Lately, I've also become interested in TARR. It's in the dreaded housing industry. The PE is low (it was quite a bit lower when I first found the company in a stock screen), it trades near book value and it's got a high return on assets. Also, there have been a bunch of insider purchases, many of which were at prices well above where it trades now, and by several insiders. Last but not least, they are considering spinning off their homebuilding division by mid 2007. That was the icing on the cake. I do worry a little about how highly leveraged they are, but from what I've been hearing and reading, it sounds as though the housing industry is either near the bottom or possibly even just starting to turn around. If this is true, the TARR might be a great play, with a lot of potential upside. My total return on my special situations portfolio is 21%. I won't even mention the ridiculous IRR, because there's too little data in terms of total time (100 days) and total positions (2).

Finally, there's my biotech portfolio. It's full of surprises and disappointments. CBST continues to disappoint. It gapped down today, on a downgrade by Piper Jaffray. I'm not sure how much longer I will think that the market is wrong and maintain a large position in CBST. I do think that I'm right, and that it will turn a nice profit as cubicin starts to displace vancomycin (from VPHM). If I were really confident, I suppose I'd buy more, not consider selling. This is another position that requires that I do more research. CBST also announced that they'd partnered with AstraZeneca to distribute cubicin in China. It would have been nice had they thought they could bring the drug to that market, but the royalties will be alright. Both ARNA and ALNY have risen - ARNA dropped back down, but ALNY is just going higher and higher. What's interesting about the ALNY and ARNA stories is what's similar about them: they both announced that they'd sell shares. Why? The officers must believe that the shares are overvalued. The market ignored the ALNY announcement, but ARNA plummeted (still up overall, but down dramatically from their high). Now ARNA announced the sell price, and for some reason, the stock went to well above that price. Strange - I would have thought that would have set the price, rather than selling the bottom for the price. Anyway, the fact of the companies selling shares has made me wonder whether to sell as well. Or at least to take some off the table. ALNY especially has just kicked butt, mainly, I thought, because of the RNAI purchase and speculation that ALNY is also a buyout target. Not sure what I'll do for now.

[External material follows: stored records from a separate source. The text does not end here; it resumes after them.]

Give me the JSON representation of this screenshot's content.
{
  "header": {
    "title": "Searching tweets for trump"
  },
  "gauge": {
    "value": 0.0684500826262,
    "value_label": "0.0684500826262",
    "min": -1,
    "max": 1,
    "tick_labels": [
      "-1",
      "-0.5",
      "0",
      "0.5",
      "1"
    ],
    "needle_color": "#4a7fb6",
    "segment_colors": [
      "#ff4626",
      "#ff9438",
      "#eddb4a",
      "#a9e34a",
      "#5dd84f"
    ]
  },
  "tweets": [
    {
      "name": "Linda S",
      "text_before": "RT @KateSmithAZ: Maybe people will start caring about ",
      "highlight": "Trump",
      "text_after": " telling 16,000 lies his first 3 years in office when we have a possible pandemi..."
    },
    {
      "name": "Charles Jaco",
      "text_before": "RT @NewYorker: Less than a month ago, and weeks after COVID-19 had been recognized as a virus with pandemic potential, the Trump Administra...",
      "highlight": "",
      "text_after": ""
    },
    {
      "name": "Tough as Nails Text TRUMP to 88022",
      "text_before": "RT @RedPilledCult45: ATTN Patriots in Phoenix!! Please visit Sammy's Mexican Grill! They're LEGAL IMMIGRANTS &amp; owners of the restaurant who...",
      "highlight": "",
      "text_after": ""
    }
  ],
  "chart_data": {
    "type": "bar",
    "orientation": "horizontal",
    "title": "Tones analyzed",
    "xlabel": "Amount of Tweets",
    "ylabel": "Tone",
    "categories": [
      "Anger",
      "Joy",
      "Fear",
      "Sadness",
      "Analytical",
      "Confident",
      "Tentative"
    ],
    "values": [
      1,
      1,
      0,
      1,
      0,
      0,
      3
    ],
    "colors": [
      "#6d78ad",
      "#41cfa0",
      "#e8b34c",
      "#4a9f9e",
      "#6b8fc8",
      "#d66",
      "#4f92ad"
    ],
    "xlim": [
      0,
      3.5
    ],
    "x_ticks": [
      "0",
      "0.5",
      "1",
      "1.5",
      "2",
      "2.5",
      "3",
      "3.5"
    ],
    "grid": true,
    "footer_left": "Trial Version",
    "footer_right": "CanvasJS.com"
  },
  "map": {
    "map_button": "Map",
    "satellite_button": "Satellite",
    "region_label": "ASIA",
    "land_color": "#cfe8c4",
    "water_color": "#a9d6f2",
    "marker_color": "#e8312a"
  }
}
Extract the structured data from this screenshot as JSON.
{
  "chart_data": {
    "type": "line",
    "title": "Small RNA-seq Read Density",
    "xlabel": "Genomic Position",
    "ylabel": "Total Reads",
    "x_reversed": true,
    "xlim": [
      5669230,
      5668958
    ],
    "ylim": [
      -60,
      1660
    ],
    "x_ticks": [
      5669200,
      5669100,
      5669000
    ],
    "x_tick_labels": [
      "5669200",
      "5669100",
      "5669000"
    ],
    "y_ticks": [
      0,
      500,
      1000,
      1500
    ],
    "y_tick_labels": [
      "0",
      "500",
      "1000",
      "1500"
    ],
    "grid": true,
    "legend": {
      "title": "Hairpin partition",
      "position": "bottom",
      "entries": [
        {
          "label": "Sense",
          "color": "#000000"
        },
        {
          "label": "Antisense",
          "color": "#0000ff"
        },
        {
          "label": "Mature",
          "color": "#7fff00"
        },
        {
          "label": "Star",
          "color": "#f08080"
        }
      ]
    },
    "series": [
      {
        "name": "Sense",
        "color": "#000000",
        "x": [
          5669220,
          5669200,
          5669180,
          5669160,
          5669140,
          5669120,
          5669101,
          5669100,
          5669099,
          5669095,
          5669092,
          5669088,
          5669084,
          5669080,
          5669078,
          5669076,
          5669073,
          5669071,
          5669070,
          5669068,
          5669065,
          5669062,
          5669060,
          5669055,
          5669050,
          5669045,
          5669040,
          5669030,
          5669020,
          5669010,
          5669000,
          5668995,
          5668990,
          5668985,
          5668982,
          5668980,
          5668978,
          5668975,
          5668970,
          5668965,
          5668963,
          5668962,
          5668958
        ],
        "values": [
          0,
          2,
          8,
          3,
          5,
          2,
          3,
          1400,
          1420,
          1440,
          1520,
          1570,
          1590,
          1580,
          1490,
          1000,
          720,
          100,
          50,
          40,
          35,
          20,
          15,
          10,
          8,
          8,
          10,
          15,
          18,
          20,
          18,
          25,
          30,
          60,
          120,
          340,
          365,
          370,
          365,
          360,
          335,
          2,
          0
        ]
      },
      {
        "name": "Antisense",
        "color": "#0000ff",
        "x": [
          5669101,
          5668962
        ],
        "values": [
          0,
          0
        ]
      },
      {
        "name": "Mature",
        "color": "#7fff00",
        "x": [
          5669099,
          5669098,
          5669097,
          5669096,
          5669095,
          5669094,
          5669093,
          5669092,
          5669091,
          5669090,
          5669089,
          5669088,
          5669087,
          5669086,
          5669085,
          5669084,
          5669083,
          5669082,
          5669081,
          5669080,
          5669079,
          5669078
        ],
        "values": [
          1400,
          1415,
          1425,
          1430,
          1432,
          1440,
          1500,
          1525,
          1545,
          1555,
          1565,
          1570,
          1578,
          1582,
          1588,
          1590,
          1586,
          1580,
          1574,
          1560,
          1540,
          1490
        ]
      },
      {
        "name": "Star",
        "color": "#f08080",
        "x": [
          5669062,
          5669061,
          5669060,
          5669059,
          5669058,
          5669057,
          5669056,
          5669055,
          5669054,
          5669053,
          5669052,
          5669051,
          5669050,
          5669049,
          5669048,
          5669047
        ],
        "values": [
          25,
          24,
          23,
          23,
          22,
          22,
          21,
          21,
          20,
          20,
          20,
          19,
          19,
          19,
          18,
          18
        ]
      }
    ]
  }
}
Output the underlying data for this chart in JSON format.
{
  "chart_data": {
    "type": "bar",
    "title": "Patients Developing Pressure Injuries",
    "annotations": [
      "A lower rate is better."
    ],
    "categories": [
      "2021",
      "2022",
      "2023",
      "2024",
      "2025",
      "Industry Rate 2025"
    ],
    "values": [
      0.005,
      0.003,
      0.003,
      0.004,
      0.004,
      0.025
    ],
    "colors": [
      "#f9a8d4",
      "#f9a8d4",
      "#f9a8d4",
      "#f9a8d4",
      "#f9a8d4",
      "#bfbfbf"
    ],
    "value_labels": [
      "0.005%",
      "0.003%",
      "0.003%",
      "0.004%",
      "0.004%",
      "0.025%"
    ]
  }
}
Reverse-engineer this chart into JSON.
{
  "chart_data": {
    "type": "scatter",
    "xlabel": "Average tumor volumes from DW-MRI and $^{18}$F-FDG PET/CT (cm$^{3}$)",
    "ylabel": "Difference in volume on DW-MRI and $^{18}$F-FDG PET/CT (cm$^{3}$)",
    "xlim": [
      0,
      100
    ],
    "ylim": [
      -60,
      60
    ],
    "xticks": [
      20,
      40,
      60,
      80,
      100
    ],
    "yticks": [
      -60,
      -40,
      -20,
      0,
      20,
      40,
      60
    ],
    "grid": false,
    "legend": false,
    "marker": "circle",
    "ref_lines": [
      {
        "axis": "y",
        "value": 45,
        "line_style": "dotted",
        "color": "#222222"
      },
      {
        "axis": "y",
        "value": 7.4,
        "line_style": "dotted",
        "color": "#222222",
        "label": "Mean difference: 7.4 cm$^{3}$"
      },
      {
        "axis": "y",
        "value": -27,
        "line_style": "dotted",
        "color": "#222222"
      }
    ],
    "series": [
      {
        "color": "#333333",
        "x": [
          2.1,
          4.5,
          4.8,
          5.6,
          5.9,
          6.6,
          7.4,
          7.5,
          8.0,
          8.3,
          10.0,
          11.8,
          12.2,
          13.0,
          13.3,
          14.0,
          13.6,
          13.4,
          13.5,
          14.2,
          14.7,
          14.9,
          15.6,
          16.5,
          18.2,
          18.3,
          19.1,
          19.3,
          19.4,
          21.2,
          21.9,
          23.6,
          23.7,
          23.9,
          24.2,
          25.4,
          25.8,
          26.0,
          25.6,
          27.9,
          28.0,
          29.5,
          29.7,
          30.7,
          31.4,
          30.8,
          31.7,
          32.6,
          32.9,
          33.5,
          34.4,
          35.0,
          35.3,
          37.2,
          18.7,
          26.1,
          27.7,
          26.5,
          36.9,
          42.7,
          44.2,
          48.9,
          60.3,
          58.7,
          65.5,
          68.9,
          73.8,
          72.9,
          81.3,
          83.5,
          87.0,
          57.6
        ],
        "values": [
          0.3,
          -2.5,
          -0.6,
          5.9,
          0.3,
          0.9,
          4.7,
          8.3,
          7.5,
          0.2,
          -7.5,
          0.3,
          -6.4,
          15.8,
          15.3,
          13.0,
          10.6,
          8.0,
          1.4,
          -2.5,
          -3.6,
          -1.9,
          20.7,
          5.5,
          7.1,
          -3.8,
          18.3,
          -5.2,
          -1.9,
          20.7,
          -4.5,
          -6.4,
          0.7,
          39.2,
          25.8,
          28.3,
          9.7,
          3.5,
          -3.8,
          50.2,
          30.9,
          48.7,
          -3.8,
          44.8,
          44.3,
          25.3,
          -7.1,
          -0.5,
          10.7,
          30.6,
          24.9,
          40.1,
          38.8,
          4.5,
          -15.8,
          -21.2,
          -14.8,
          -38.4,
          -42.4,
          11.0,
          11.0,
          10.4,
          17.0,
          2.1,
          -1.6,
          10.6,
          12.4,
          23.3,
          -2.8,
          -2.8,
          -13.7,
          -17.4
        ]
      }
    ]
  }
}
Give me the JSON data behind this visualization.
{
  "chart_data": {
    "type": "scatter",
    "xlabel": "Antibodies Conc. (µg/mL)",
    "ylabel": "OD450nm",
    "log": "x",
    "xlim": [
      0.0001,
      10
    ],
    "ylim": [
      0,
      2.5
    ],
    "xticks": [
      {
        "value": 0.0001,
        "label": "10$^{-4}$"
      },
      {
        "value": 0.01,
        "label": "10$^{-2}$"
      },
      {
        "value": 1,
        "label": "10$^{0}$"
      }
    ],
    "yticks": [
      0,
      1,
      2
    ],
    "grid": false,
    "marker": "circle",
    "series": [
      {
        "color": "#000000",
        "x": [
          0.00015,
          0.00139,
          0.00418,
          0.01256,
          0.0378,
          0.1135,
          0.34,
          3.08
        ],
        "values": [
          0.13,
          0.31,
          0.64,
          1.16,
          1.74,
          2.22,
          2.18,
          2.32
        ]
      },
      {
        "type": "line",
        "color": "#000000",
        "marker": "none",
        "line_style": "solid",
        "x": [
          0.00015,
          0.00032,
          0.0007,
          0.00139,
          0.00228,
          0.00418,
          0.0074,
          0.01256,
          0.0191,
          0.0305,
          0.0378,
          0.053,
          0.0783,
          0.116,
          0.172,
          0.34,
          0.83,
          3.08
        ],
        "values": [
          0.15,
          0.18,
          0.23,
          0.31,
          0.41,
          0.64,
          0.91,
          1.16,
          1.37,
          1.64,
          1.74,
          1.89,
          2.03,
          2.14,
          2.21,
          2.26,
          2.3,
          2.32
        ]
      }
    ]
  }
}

As an aside to the discussion of my biotech portfolio, I have major seller's regret over MEDX. They have been going up like crazy over the last couple of weeks, and now yesterday one of their drugs was fast-tracked by the FDA. I'm considering getting back in MEDX, but in a several purchases at a time, so that I benefit if it goes down at all (another Cramerism).

This turned out to be a long post, so I'll discuss my new MFI purchases in a separate entry.